Paradise ponders, puppy birthdays and irrational numbers...  Today (3/14/2017) is the first birthday of Mako and Cabo, our little field spaniel puppies.  The video at right is one I took of them last June, when they were about 3 months old.  It captured one of their play “battles” in slow motion.  They still do the same thing today, though the physics are now a bit different since they weight a lot more.

We celebrated this morning by giving them some half-and-half with their morning kibble, and by letting them have two bananas instead of their usual one (split between four dogs).  The little puppies have no idea why they got this bonanza this morning, but (trust me on this) they weren't complaining. :)

Today is also Pi Day, commemorating that most famous of irrational numbers: pi.  Of course there's a web site dedicated to it, where you can find the first million digits of pi if you're looking for some reading material.
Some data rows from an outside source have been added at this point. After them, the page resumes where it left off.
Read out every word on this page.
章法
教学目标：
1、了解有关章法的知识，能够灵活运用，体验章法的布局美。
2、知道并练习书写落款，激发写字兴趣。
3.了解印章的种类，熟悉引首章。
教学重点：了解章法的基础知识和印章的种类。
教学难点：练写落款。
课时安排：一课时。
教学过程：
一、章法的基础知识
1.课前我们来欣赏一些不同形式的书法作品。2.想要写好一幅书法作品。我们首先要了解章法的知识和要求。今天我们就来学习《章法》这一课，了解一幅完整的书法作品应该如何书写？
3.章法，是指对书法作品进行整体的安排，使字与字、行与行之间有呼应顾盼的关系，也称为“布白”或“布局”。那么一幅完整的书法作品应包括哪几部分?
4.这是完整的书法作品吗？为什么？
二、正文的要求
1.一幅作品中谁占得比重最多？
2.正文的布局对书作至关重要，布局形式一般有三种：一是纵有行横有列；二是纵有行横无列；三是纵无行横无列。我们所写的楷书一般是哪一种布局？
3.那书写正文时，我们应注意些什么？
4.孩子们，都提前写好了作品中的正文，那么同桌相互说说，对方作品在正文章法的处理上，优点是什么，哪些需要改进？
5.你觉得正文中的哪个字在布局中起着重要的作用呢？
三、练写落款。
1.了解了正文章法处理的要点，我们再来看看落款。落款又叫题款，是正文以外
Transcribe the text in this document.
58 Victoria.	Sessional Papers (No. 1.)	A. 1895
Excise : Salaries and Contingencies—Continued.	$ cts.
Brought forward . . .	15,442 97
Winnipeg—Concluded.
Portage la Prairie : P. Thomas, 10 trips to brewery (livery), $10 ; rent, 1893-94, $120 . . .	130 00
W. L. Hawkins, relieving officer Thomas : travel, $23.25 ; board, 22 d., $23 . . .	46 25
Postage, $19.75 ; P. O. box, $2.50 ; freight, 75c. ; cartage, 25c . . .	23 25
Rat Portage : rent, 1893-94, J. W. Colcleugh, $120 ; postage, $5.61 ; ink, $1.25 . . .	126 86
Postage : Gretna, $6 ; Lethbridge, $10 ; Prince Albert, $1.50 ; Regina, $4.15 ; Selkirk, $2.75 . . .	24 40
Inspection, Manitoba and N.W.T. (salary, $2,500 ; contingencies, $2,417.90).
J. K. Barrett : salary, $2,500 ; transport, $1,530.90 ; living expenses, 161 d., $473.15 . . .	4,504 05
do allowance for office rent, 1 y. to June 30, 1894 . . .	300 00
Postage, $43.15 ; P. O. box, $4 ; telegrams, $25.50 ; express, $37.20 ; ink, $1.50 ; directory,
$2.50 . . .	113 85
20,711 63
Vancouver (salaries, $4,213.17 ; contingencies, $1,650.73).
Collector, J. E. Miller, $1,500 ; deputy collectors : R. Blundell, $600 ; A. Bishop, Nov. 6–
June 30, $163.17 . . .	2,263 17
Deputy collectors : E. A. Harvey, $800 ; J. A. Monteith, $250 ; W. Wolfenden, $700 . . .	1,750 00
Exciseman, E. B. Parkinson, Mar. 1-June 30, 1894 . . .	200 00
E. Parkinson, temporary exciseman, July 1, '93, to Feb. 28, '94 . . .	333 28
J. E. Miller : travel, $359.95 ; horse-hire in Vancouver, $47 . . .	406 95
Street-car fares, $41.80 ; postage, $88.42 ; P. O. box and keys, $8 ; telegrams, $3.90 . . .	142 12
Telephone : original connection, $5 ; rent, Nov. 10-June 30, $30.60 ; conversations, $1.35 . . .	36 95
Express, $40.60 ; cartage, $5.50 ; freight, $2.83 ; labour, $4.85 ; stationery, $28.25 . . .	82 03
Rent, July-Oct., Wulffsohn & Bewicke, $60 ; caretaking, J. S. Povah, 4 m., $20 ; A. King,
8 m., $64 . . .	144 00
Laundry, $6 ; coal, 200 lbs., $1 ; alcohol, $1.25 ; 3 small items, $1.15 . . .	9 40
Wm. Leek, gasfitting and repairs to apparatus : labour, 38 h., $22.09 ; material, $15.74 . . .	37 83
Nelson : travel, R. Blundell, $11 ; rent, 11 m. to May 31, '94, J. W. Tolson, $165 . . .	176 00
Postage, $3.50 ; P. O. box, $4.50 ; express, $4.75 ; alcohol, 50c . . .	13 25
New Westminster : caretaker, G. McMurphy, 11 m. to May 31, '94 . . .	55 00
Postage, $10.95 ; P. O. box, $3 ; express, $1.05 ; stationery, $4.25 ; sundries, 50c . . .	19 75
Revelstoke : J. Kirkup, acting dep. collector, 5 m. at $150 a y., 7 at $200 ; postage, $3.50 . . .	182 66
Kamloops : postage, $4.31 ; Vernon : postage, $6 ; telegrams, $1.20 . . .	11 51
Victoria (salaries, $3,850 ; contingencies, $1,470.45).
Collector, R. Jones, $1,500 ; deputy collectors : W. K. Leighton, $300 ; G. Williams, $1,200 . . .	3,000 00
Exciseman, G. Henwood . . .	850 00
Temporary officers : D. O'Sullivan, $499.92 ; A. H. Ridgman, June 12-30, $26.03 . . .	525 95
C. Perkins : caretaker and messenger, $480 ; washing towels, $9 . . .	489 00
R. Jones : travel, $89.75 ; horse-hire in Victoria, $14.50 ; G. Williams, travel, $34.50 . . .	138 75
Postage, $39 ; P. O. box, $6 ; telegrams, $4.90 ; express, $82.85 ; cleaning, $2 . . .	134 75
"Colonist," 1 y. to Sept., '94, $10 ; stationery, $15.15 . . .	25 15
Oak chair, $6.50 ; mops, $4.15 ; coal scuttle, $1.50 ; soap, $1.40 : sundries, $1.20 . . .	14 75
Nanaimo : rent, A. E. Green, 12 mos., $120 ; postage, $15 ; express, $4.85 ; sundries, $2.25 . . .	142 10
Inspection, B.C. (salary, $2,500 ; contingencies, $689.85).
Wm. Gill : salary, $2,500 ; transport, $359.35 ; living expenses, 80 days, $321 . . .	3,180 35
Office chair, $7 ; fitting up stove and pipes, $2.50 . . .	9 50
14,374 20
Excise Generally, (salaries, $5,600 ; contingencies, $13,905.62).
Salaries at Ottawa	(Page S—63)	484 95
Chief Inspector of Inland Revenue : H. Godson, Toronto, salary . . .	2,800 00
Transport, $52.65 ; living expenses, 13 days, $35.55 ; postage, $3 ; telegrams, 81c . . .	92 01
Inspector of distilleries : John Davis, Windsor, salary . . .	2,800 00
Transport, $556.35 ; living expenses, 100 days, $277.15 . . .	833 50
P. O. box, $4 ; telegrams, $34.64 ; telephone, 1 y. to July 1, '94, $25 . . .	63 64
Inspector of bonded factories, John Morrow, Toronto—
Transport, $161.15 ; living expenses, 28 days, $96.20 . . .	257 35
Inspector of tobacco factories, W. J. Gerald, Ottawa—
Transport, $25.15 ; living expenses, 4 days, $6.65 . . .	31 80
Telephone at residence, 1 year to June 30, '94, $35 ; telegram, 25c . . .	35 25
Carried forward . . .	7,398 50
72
A few years ago I read a study that attempted to measure adult innumeracy in various countries around the world.  There were two questions related to pi on there.  The first one asked for a definition of pi.  The second asked the test taker to write down as many digits of pi as he or she knew.  Americans stood out for their ignorance of these.  I don't remember the exact numbers any more, but it was something like 15% of Americans could define pi as the ratio of the circumference of a circle to its diameter.  The average number of digits known by Americans was less than one.  That means a great many Americans didn't even know that the first digit was “3”!  I remember comparing those results with those from Estonia, and being appalled at the gap.  The majority of Estonians could define pi, and the average number of digits was over 4.  On a good day, after my morning tea, I can remember 6 or 7 digits – which makes me extraordinary for an American, and slightly above average for an Estonian.

A friend of mine, Clay M., came up with a clever and fun way to help his daughters understand pi.  They baked a pizza, then cut it up into a lot of skinny slices, 20 or so.  Then they arranged these slices side-by-side, alternating the pointy end up or down.  This made a rough rectangle whose height was the radius of the pizza (diameter/2) and whose length was pi * radius.  By simply measuring the length of the “rectangle” they could measure pi – and then they got to eat the pizza.  Win!